Thanks to John Gregory-Smith and PGI Welsh Lamb for this tasty recipe.
Cooking time: 4 hours 30 mins
Serves: 4 to 5
You’ll need
- 1kg shoulder of Welsh Lamb off the bone
- 2 tbsp olive oil
- 1 onion, finely chopped
- 2 cloves garlic, thinly sliced
- 1 x 400g tin chopped tomatoes
- 2 tbsp rose harissa
- 500ml lamb stock
- 500g pappardelle
- Handful of finely chopped parsley leaves
- Parmesan to serve
- Sea salt
Method
Cut the lamb into two or three pieces. Heat the oil in a saucepan over a medium heat. Add the lamb and brown for three to four minutes per side until golden. Remove from the pan and set aside.

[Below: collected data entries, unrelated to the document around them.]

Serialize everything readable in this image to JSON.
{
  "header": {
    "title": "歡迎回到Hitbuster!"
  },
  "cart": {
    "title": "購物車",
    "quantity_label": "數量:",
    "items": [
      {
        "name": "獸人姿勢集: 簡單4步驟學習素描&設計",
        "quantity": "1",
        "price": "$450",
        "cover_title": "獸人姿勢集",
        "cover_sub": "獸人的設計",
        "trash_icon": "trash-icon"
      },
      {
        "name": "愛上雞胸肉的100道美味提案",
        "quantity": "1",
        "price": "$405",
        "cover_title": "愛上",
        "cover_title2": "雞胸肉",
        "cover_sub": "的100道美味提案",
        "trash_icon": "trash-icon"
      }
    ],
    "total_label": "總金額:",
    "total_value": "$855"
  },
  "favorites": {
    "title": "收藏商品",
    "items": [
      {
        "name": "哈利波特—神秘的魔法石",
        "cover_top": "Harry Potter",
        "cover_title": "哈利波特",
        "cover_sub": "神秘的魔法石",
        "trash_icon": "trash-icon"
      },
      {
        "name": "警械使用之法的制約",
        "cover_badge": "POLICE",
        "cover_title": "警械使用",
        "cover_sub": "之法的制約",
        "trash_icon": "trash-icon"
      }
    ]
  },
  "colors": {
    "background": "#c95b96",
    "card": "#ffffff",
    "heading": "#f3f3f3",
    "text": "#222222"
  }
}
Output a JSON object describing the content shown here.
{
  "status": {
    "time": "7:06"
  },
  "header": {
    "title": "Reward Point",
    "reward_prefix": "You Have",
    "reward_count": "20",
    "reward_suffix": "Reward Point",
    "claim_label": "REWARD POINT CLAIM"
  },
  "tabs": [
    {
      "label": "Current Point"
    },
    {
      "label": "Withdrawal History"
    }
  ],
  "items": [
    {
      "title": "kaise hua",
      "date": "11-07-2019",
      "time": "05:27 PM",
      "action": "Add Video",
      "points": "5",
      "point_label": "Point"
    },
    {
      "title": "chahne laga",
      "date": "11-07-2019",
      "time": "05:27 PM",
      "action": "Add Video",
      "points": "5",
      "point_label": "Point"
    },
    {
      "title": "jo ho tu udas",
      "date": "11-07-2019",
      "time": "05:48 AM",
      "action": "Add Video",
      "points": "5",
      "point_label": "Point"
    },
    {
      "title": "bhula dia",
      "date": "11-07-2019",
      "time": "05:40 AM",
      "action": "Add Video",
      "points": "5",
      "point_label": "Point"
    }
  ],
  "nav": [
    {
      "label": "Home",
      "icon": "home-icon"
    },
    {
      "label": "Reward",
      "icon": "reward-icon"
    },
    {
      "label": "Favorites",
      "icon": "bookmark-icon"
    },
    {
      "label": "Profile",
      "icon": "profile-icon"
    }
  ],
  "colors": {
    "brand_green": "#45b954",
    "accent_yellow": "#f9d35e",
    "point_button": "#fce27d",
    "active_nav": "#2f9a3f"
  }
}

Chuck the onion and garlic into the hot pan and mix well. Cook, stirring occasionally, until golden. Tip the tomatoes, harissa and stock into the pan. Season with salt and mix well.
Return the meat to the pan. The sauce should almost cover everything. Cover, reduce the heat to low, and cook for three to three and a half hours or until the meat pulls apart with a fork.
Remove the meat from the pan and rest on a warm plate for five minutes, then shred using two forks. Discard any fat, sinew and bone.
Skim any fat from the sauce, increase the heat to medium, and leave to bubble away, stirring occasionally, for 20 to 25 minutes until reduced by half. Return the meat to the pan and mix well.
Cook the pasta until al dente. Drain and divide between serving bowls. Top each with plenty of sauce, parsley and parmesan.